In the previous two cases, Prashant Gupte (name changed) got a refund of Rs2 lakh and Dr Sujay Verma (name changed) got a refund of his premium of Rs60,000.  Mr Gupte had taken a personal loan of Rs2 lakh to pay the premium. Clearly, these are cases of outright cheating ought to make the regulator sit up, but until they do, people are getting trapped into taking a loan to buy high premium insurance plans of trivial value with the lure of an “interest-free” loan of 10 times the premium. Dr Verma was running pillar to post for six months to get the refund without any success, but within two hours of our taking up his case with the company, Reliance Life promised to make amends.
 

Read Reliance Life refunds Rs60,000 in a suspicious transaction: Another Moneylife success
 

We had stated in our previous article without mincing any words, “Will the Insurance Regulatory and Development Authority (IRDA) act quickly to cancel AB Capital’s license before it cheats more people?”AB Capital, a corporate agent of Reliance Life has written to Moneylife Foundation probably after facing the heat of its name entangled in the three cases that were resolved.
 

AB Capital’s email states that “We would like to bring to your attention that AB Capital is committed to protecting its customers' interests and ensure customer delight. We are therefore taking these reported incidents very seriously. As a result, based on our internal vigilance, we plan to lodge FIRs against the perpetrators and terminate their employment. We have strengthened our pre-login verification calling wherein each and every customer is called for verification and confirmations.”
 

AB Capital asks Moneylife readers to bring any such incidence of spurious selling to their notice by writing to them at [email protected] . Please drop a line to Moneylife Foundation Insurance Helpline [email protected] so that we are kept in the loop and can ensure justice to the hapless consumer.
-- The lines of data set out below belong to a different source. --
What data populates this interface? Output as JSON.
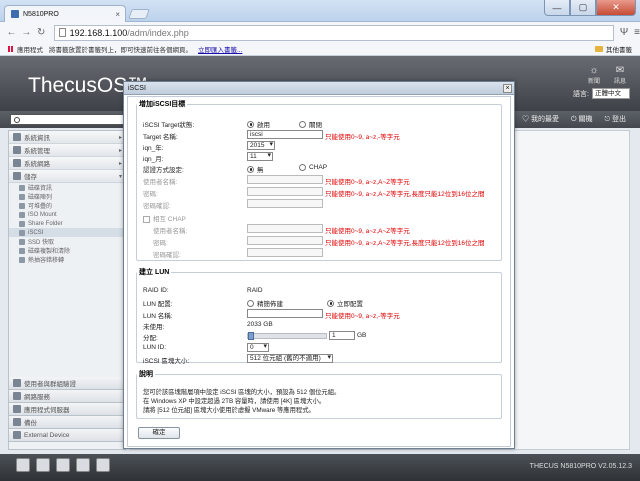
{
  "browser": {
    "tab_title": "N5810PRO",
    "url_host": "192.168.1.100",
    "url_path": "/adm/index.php",
    "bookmarks": {
      "apps_label": "應用程式",
      "hint_text": "將書籤放置於書籤列上，即可快速前往各個網頁。",
      "import_link": "立即匯入書籤...",
      "other_label": "其他書籤"
    },
    "window_buttons": [
      "—",
      "▢",
      "✕"
    ]
  },
  "app": {
    "logo": "ThecusOS™",
    "header_icons": [
      {
        "icon": "rss-icon",
        "label": "新聞"
      },
      {
        "icon": "chat-icon",
        "label": "訊息"
      }
    ],
    "language_label": "語言:",
    "language_value": "正體中文",
    "action_links": [
      "我的最愛",
      "關機",
      "登出"
    ],
    "version": "THECUS N5810PRO V2.05.12.3"
  },
  "sidebar": {
    "sections": [
      {
        "label": "系統資訊"
      },
      {
        "label": "系統管理"
      },
      {
        "label": "系統網路"
      },
      {
        "label": "儲存"
      }
    ],
    "storage_items": [
      {
        "label": "磁碟資訊"
      },
      {
        "label": "磁碟陣列"
      },
      {
        "label": "可堆疊的"
      },
      {
        "label": "ISO Mount"
      },
      {
        "label": "Share Folder"
      },
      {
        "label": "iSCSI"
      },
      {
        "label": "SSD 快取"
      },
      {
        "label": "磁碟複製和清除"
      },
      {
        "label": "熱抽容錯移轉"
      }
    ],
    "bottom_sections": [
      {
        "label": "使用者與群組驗證"
      },
      {
        "label": "網路服務"
      },
      {
        "label": "應用程式伺服器"
      },
      {
        "label": "備份"
      },
      {
        "label": "External Device"
      }
    ]
  },
  "dialog": {
    "title": "iSCSI",
    "close_label": "×",
    "target_section": {
      "legend": "增加iSCSI目標",
      "iscsi_target_label": "iSCSI Target狀態:",
      "enable_label": "啟用",
      "disable_label": "關閉",
      "target_name_label": "Target 名稱:",
      "target_name_value": "iscsi",
      "name_hint": "只能使用0~9, a~z,-等字元",
      "iqn_year_label": "iqn_年:",
      "iqn_year_value": "2015",
      "iqn_month_label": "iqn_月:",
      "iqn_month_value": "11",
      "auth_label": "認證方式設定:",
      "auth_none_label": "無",
      "auth_chap_label": "CHAP",
      "username_label": "使用者名稱:",
      "username_hint": "只能使用0~9, a~z,A~Z等字元",
      "password_label": "密碼:",
      "password_hint": "只能使用0~9, a~z,A~Z等字元,長度只能12位到16位之間",
      "password_confirm_label": "密碼確認:",
      "mutual_chap_label": "相互 CHAP",
      "m_username_label": "使用者名稱:",
      "m_username_hint": "只能使用0~9, a~z,A~Z等字元",
      "m_password_label": "密碼:",
      "m_password_hint": "只能使用0~9, a~z,A~Z等字元,長度只能12位到16位之間",
      "m_password_confirm_label": "密碼確認:"
    },
    "lun_section": {
      "legend": "建立 LUN",
      "raid_id_label": "RAID ID:",
      "raid_id_value": "RAID",
      "lun_alloc_label": "LUN 配置:",
      "thin_label": "精簡佈建",
      "instant_label": "立即配置",
      "lun_name_label": "LUN 名稱:",
      "lun_name_hint": "只能使用0~9, a~z,-等字元",
      "unused_label": "未使用:",
      "unused_value": "2033 GB",
      "allocation_label": "分配:",
      "allocation_value": "1",
      "allocation_unit": "GB",
      "allocation_fraction": 0.0005,
      "lun_id_label": "LUN ID:",
      "lun_id_value": "0",
      "block_size_label": "iSCSI 區塊大小:",
      "block_size_value": "512 位元組 (舊的不適用)"
    },
    "desc_section": {
      "legend": "說明",
      "lines": [
        "您可於該區塊階層項中設定 iSCSI 區塊的大小，預設為 512 個位元組。",
        "在 Windows XP 中設定超過 2TB 容量時，請使用 [4K] 區塊大小。",
        "請將 [512 位元組] 區塊大小使用於虛擬 VMware 等應用程式。"
      ]
    },
    "ok_label": "確定"
  }
}
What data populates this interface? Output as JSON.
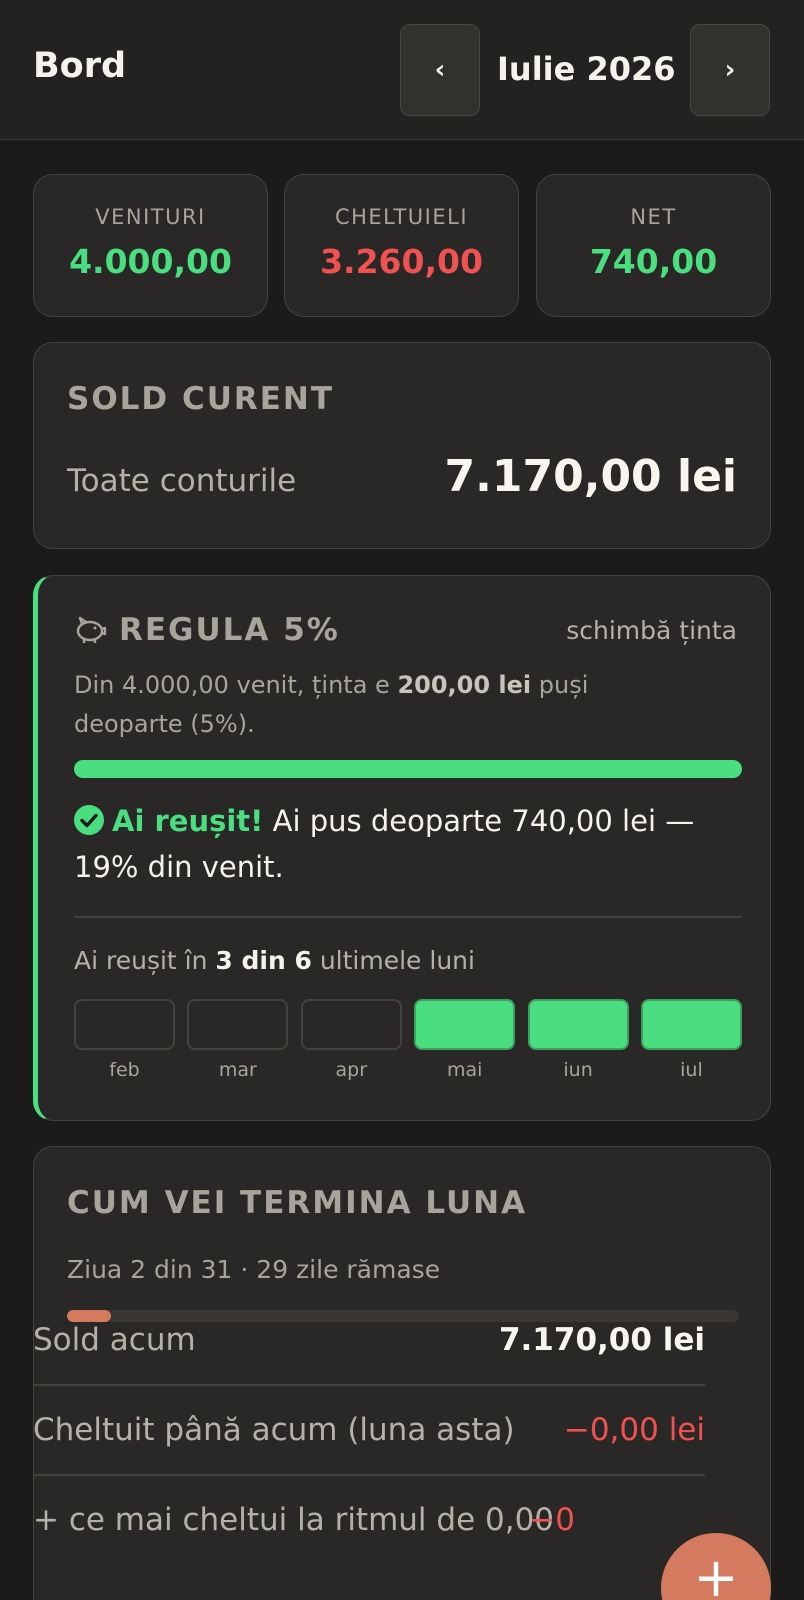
{
  "header": {
    "title": "Bord",
    "prev_label": "‹",
    "next_label": "›",
    "month": "Iulie 2026"
  },
  "stats": [
    {
      "label": "VENITURI",
      "value": "4.000,00",
      "color": "#4ade80"
    },
    {
      "label": "CHELTUIELI",
      "value": "3.260,00",
      "color": "#f05252"
    },
    {
      "label": "NET",
      "value": "740,00",
      "color": "#4ade80"
    }
  ],
  "balance": {
    "title": "SOLD CURENT",
    "label": "Toate conturile",
    "value": "7.170,00 lei"
  },
  "rule": {
    "icon": "piggy-bank-icon",
    "title": "REGULA 5%",
    "change_link": "schimbă ținta",
    "desc_prefix": "Din 4.000,00 venit, ținta e ",
    "desc_target": "200,00 lei",
    "desc_suffix": " puși deoparte (5%).",
    "progress_fraction": 1.0,
    "success_strong": "Ai reușit!",
    "success_text": " Ai pus deoparte 740,00 lei — 19% din venit.",
    "streak_prefix": "Ai reușit în ",
    "streak_count": "3 din 6",
    "streak_suffix": " ultimele luni",
    "months": [
      {
        "name": "feb",
        "done": false
      },
      {
        "name": "mar",
        "done": false
      },
      {
        "name": "apr",
        "done": false
      },
      {
        "name": "mai",
        "done": true
      },
      {
        "name": "iun",
        "done": true
      },
      {
        "name": "iul",
        "done": true
      }
    ]
  },
  "forecast": {
    "title": "CUM VEI TERMINA LUNA",
    "day_info": "Ziua 2 din 31 · 29 zile rămase",
    "day_progress": 0.065,
    "rows": [
      {
        "label": "Sold acum",
        "value": "7.170,00 lei"
      },
      {
        "label": "Cheltuit până acum (luna asta)",
        "value": "−0,00 lei"
      },
      {
        "label": "+ ce mai cheltui la ritmul de 0,00",
        "value": "−0"
      }
    ]
  },
  "fab": {
    "label": "+"
  },
  "colors": {
    "accent_green": "#4ade80",
    "accent_red": "#f05252",
    "accent_orange": "#d47a5e",
    "background": "#1c1b19",
    "card": "#2a2826"
  }
}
AB Capital’s email ends with “We would also like to caution your readers to not let greed get the better of them and not fall prey to any such lucrative and bogus offers.” If only such bogus offers were never made by those associated with AB Capital, the problem would not have arose.
 

AB Capital should evaluate at all the policies sold by them instead of waiting for policyholders to make complaints. Reliance Life has also a lot to answer even if it did not directly make such fraudulent offers. IRDA can surely get the menace to stop, in case, it acts. Reliance Life and IRDA—are you listening?
 

Read:

Is Reliance offering 10-year interest-free loan for buying insurance?

Reliance Life ULIP mis-selling: Justice served

Life insurance: Don’t fall for assured returns, look for comprehensive cover and avoid dubious agents who promise you fantastic combination plans

Are your insurance details all in the public?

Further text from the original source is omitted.